Random seed same → same sequence

When the seed is fixed, e.g., 0, Java Random produces identical sequences across runs, allowing an attacker who knows the seed to predict all future values.

Random random = new Random(0);
int cnt = 10;
for (int i = 0; i < cnt; i++) {
    System.out.println(random.nextLong());
}

Java Random does not use 0 as default seed; it combines a dynamic seed using seedUniquifier() and System.nanoTime() with XOR to obtain a unique initial seed.

The seedUniquifier() method uses an AtomicLong and a CAS loop to generate a different seed for each thread.

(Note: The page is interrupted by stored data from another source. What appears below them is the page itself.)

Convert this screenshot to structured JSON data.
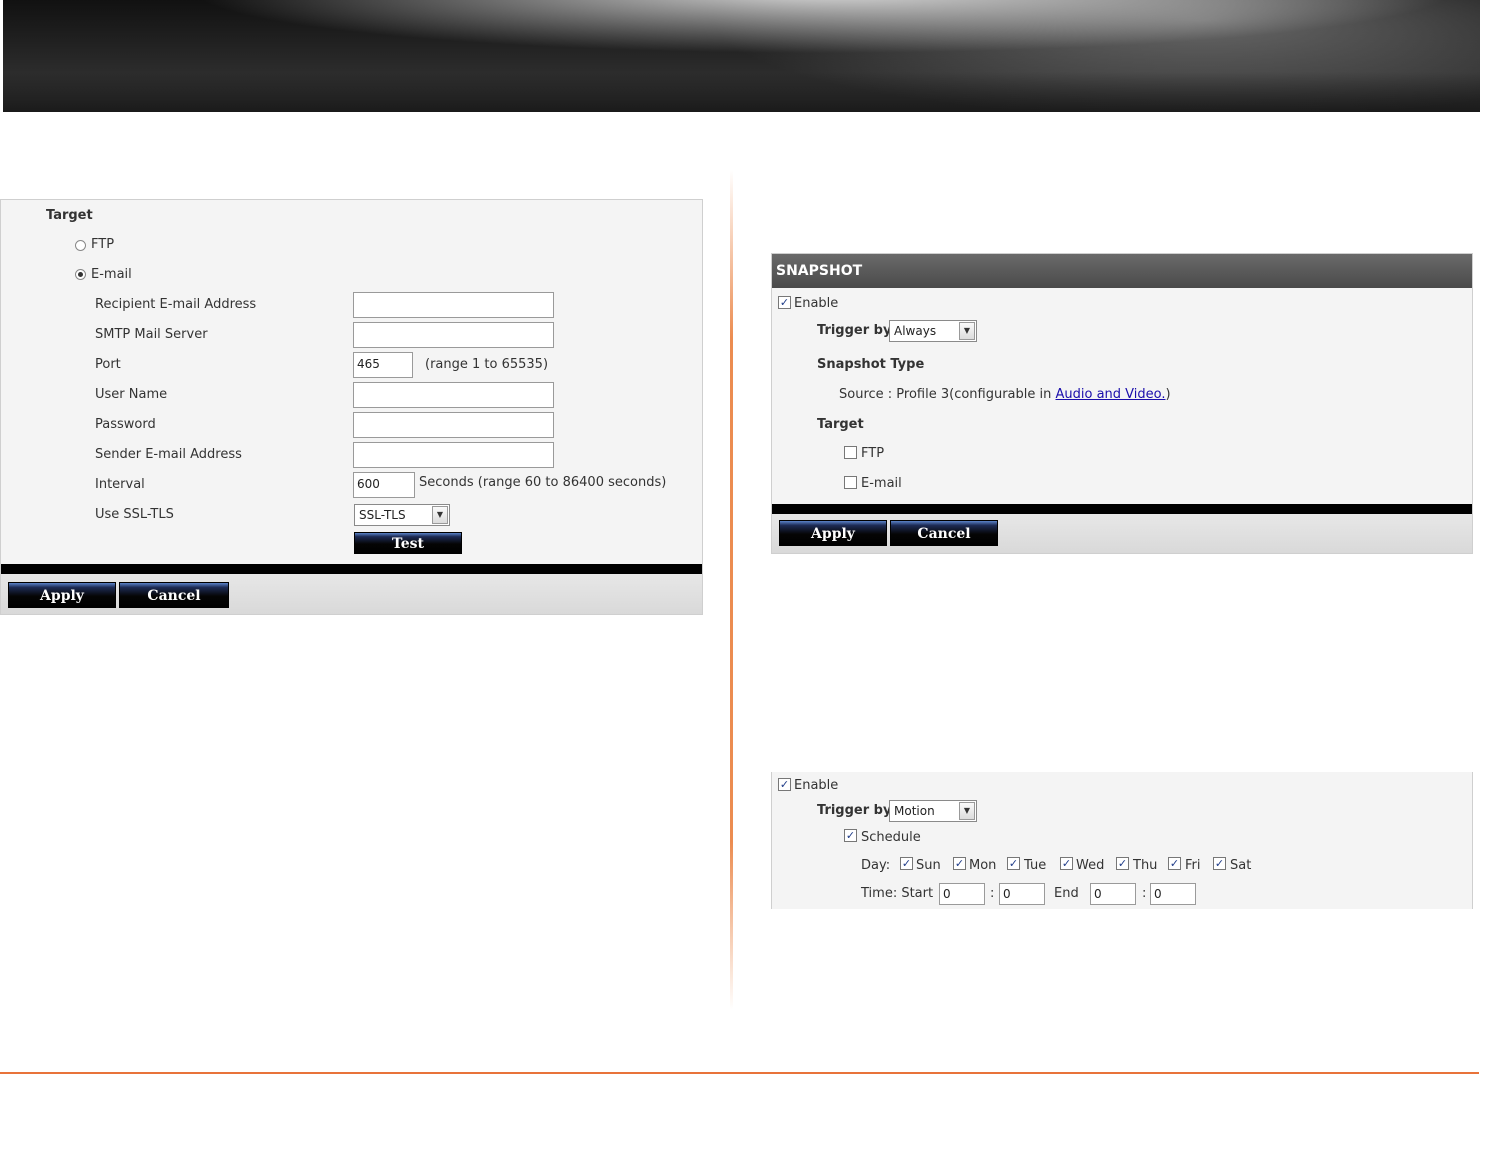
{
  "email_panel": {
    "target_label": "Target",
    "ftp_label": "FTP",
    "email_label": "E-mail",
    "ftp_selected": false,
    "email_selected": true,
    "recipient_label": "Recipient E-mail Address",
    "recipient_value": "",
    "smtp_label": "SMTP Mail Server",
    "smtp_value": "",
    "port_label": "Port",
    "port_value": "465",
    "port_hint": "(range 1 to 65535)",
    "username_label": "User Name",
    "username_value": "",
    "password_label": "Password",
    "password_value": "",
    "sender_label": "Sender E-mail Address",
    "sender_value": "",
    "interval_label": "Interval",
    "interval_value": "600",
    "interval_hint": "Seconds  (range 60 to 86400 seconds)",
    "ssl_label": "Use SSL-TLS",
    "ssl_value": "SSL-TLS",
    "test_button": "Test",
    "apply_button": "Apply",
    "cancel_button": "Cancel"
  },
  "snapshot_panel": {
    "title": "SNAPSHOT",
    "enable_label": "Enable",
    "enable_checked": true,
    "trigger_label": "Trigger by",
    "trigger_value": "Always",
    "type_label": "Snapshot Type",
    "source_text": "Source : Profile 3(configurable in ",
    "source_link": "Audio and Video.",
    "source_close": ")",
    "target_label": "Target",
    "ftp_label": "FTP",
    "email_label": "E-mail",
    "apply_button": "Apply",
    "cancel_button": "Cancel"
  },
  "schedule_panel": {
    "enable_label": "Enable",
    "trigger_label": "Trigger by",
    "trigger_value": "Motion",
    "schedule_label": "Schedule",
    "day_label": "Day:",
    "days": [
      "Sun",
      "Mon",
      "Tue",
      "Wed",
      "Thu",
      "Fri",
      "Sat"
    ],
    "time_label": "Time: Start",
    "start_hour": "0",
    "start_min": "0",
    "end_label": "End",
    "end_hour": "0",
    "end_min": "0",
    "colon": ":"
  },
  "icons": {
    "check": "✓",
    "dropdown": "▼"
  }
}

private static final AtomicLong seedUniquifier = new AtomicLong(8682522807148012L);
private static long seedUniquifier() {
    for (;;) {
        long current = seedUniquifier.get();
        long next = current * 181783497276652981L;
        if (seedUniquifier.compareAndSet(current, next))
            return next;
    }
}

Even with this, the 48‑bit state of java.util.Random can be recovered from a few observed outputs; an attacker can brute‑force the seed in far less than 2^48 attempts.

Seed can be guessed

Regardless of the seed generation method, attackers can infer the seed from observed outputs, and in practice can predict the next values within seconds.

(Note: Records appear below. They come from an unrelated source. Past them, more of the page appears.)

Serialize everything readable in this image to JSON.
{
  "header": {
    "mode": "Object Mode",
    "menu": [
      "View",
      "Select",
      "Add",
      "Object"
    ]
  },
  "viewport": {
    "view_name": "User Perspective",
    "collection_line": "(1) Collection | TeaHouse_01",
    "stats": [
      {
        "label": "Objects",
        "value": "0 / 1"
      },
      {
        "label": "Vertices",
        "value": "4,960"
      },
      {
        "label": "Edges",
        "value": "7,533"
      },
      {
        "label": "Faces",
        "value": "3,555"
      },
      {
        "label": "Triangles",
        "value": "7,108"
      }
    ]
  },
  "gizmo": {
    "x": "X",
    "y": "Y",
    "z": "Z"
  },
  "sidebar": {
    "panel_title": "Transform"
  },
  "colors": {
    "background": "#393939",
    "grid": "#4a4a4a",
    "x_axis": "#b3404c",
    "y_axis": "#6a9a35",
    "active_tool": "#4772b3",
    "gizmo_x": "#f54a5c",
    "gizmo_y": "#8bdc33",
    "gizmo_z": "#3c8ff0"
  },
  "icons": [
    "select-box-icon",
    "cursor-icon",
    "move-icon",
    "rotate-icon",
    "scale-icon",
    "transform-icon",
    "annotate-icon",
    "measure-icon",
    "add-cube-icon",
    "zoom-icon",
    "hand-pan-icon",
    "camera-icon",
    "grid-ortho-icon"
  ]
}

Java Random security analysis

Knowing two consecutive outputs of nextLong or nextDouble is enough to predict the rest of the sequence; the same applies to nextInt and nextFloat if the first two values are leaked.

Random generates only 48 bits of randomness, making exhaustive search feasible on modern CPUs.

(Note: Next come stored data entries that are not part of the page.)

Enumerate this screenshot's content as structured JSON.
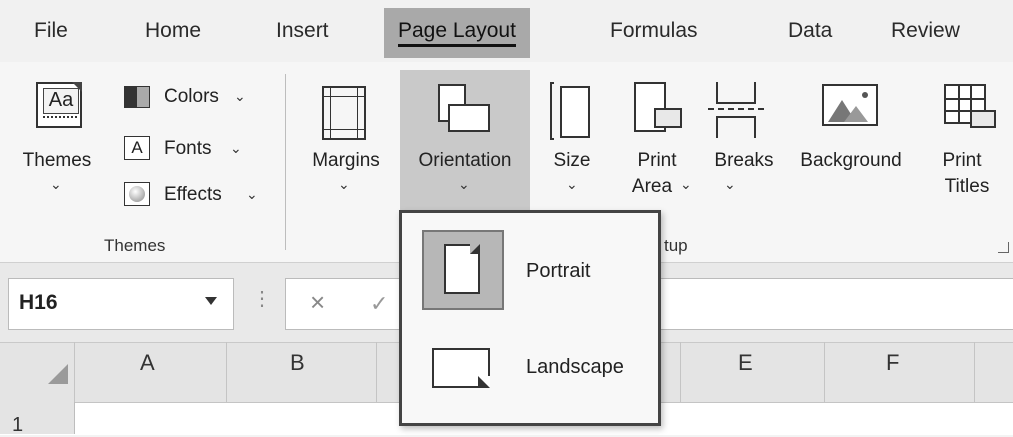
{
  "tabs": [
    {
      "label": "File"
    },
    {
      "label": "Home"
    },
    {
      "label": "Insert"
    },
    {
      "label": "Page Layout",
      "active": true
    },
    {
      "label": "Formulas"
    },
    {
      "label": "Data"
    },
    {
      "label": "Review"
    }
  ],
  "themes_group": {
    "themes_label": "Themes",
    "colors_label": "Colors",
    "fonts_label": "Fonts",
    "effects_label": "Effects",
    "group_label": "Themes",
    "themes_icon_text": "Aa",
    "fonts_icon_text": "A"
  },
  "page_setup": {
    "margins_label": "Margins",
    "orientation_label": "Orientation",
    "size_label": "Size",
    "print_area_line1": "Print",
    "print_area_line2": "Area",
    "breaks_label": "Breaks",
    "background_label": "Background",
    "print_titles_line1": "Print",
    "print_titles_line2": "Titles",
    "group_label_visible": "tup"
  },
  "orientation_menu": {
    "portrait_label": "Portrait",
    "landscape_label": "Landscape",
    "selected": "Portrait"
  },
  "formula_bar": {
    "name_box_value": "H16",
    "cancel_symbol": "×",
    "separator_symbol": "⋮"
  },
  "columns": [
    "A",
    "B",
    "E",
    "F"
  ],
  "rows": [
    "1"
  ],
  "icons": {
    "dropdown_chevron": "chevron-down-icon",
    "cancel": "close-icon"
  }
}
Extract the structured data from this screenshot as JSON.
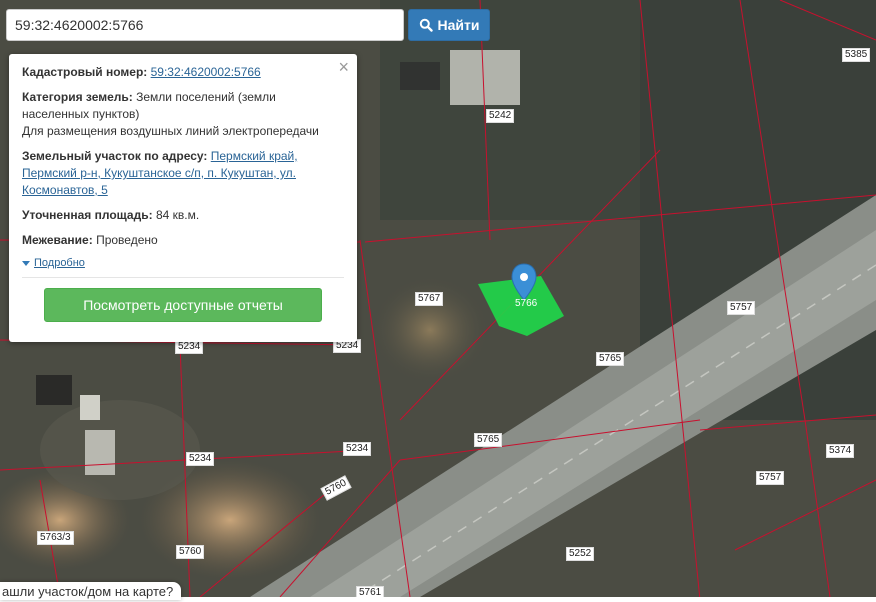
{
  "search": {
    "value": "59:32:4620002:5766"
  },
  "find_button": {
    "label": "Найти",
    "icon": "search-icon"
  },
  "popup": {
    "cadastral": {
      "label": "Кадастровый номер:",
      "value": "59:32:4620002:5766"
    },
    "category": {
      "label": "Категория земель:",
      "value": "Земли поселений (земли населенных пунктов)",
      "usage": "Для размещения воздушных линий электропередачи"
    },
    "address": {
      "label": "Земельный участок по адресу:",
      "value": "Пермский край, Пермский р-н, Кукуштанское с/п, п. Кукуштан, ул. Космонавтов, 5"
    },
    "area": {
      "label": "Уточненная площадь:",
      "value": "84 кв.м."
    },
    "survey": {
      "label": "Межевание:",
      "value": "Проведено"
    },
    "more_label": "Подробно",
    "reports_button": "Посмотреть доступные отчеты",
    "close": "×"
  },
  "parcels": [
    "5385",
    "5242",
    "5767",
    "5766",
    "5757",
    "5765",
    "5234",
    "5234",
    "5234",
    "5234",
    "5765",
    "5374",
    "5760",
    "5757",
    "5763/3",
    "5760",
    "5252",
    "5761"
  ],
  "bottom_tip": "ашли участок/дом на карте?",
  "colors": {
    "boundary": "#c8102e",
    "selected_parcel": "#1fd84a",
    "marker": "#3b8fd6",
    "button_blue": "#337ab7",
    "button_green": "#5cb85c"
  }
}
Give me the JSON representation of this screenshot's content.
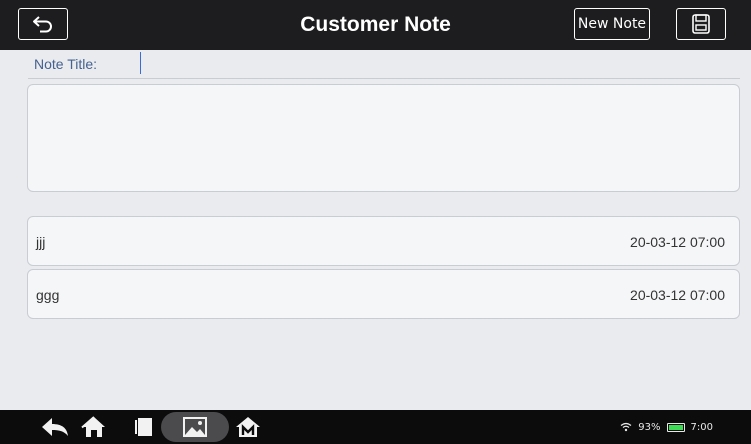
{
  "header": {
    "title": "Customer Note",
    "new_note_label": "New Note",
    "back_icon": "back-arrow-icon",
    "save_icon": "floppy-disk-icon"
  },
  "form": {
    "title_label": "Note Title:",
    "title_value": "",
    "content_value": ""
  },
  "notes": [
    {
      "title": "jjj",
      "date": "20-03-12 07:00"
    },
    {
      "title": "ggg",
      "date": "20-03-12 07:00"
    }
  ],
  "navbar": {
    "icons": [
      "back-icon",
      "home-icon",
      "recents-icon",
      "gallery-icon",
      "m-home-icon"
    ]
  },
  "status": {
    "battery": "93%",
    "time": "7:00",
    "wifi_icon": "wifi-icon",
    "battery_level": 0.93,
    "battery_color": "#3ddc55"
  }
}
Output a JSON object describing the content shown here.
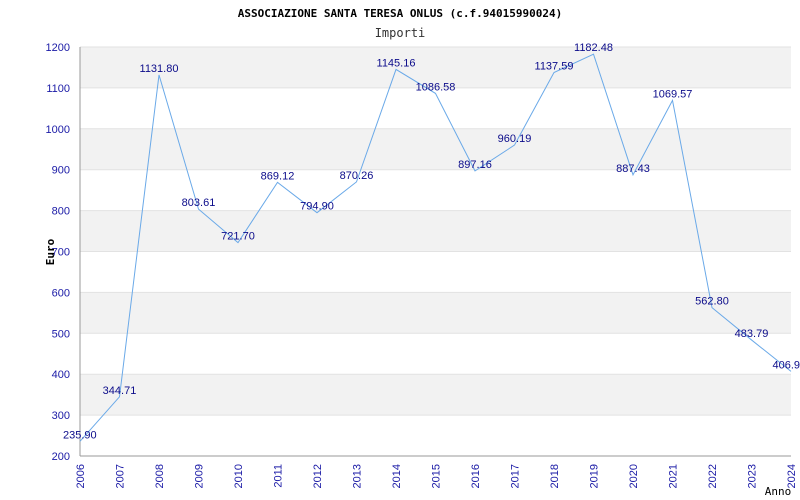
{
  "chart_data": {
    "type": "line",
    "title": "ASSOCIAZIONE SANTA TERESA ONLUS (c.f.94015990024)",
    "subtitle": "Importi",
    "xlabel": "Anno",
    "ylabel": "Euro",
    "x": [
      "2006",
      "2007",
      "2008",
      "2009",
      "2010",
      "2011",
      "2012",
      "2013",
      "2014",
      "2015",
      "2016",
      "2017",
      "2018",
      "2019",
      "2020",
      "2021",
      "2022",
      "2023",
      "2024"
    ],
    "values": [
      235.9,
      344.71,
      1131.8,
      803.61,
      721.7,
      869.12,
      794.9,
      870.26,
      1145.16,
      1086.58,
      897.16,
      960.19,
      1137.59,
      1182.48,
      887.43,
      1069.57,
      562.8,
      483.79,
      406.9
    ],
    "value_labels": [
      "235.90",
      "344.71",
      "1131.80",
      "803.61",
      "721.70",
      "869.12",
      "794.90",
      "870.26",
      "1145.16",
      "1086.58",
      "897.16",
      "960.19",
      "1137.59",
      "1182.48",
      "887.43",
      "1069.57",
      "562.80",
      "483.79",
      "406.9"
    ],
    "ylim": [
      200,
      1200
    ],
    "yticks": [
      "200",
      "300",
      "400",
      "500",
      "600",
      "700",
      "800",
      "900",
      "1000",
      "1100",
      "1200"
    ],
    "grid": "horizontal bands",
    "legend": "none",
    "colors": {
      "line": "#6aa9e8",
      "band": "#f2f2f2",
      "tick_text": "#1a1aa6",
      "label_text": "#0b0b8a"
    }
  }
}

SecureRandom for safe randomness

Java provides SecureRandom, which generates cryptographically strong random numbers. Compared to Random, SecureRandom can produce up to 128 bits and does not rely on a fixed seed.

SecureRandom can generate 128‑bit values, while Random is limited to 48 bits.

SecureRandom continuously reads entropy from the operating system’s random devices ( /dev/random or /dev/urandom).

On Linux, three SecureRandom strategies are available:

SHA1PRNG

A pseudo‑random generator based on SHA‑1, used as the default on Windows.

NativePRNGBlocking

Initial seed is taken from 20 bytes of /dev/random; each generation XORs the internal SHA‑1 output with fresh data from /dev/random, which may block if entropy is low.

NativePRNGNonBlocking

Uses /dev/urandom for non‑blocking entropy, providing faster but slightly lower‑quality randomness.

In web services, NativePRNGNonBlocking is recommended for stable performance.

Performance comparison

In a single‑threaded benchmark of 1 000 000 iterations, Random completes in about 10 ms, while each SecureRandom variant takes more than ten times longer.

Summary

Random is insecure for high‑security scenarios; knowing two outputs can compromise the whole sequence.

Use SecureRandom for generating passwords, tokens, or redemption codes.

SecureRandom relies on /dev/random and /dev/urandom to keep the seed constantly changing.

For web applications, NativePRNGNonBlocking offers a good balance of security and performance.

Random provides the best raw performance, but SecureRandom variants are roughly ten times slower.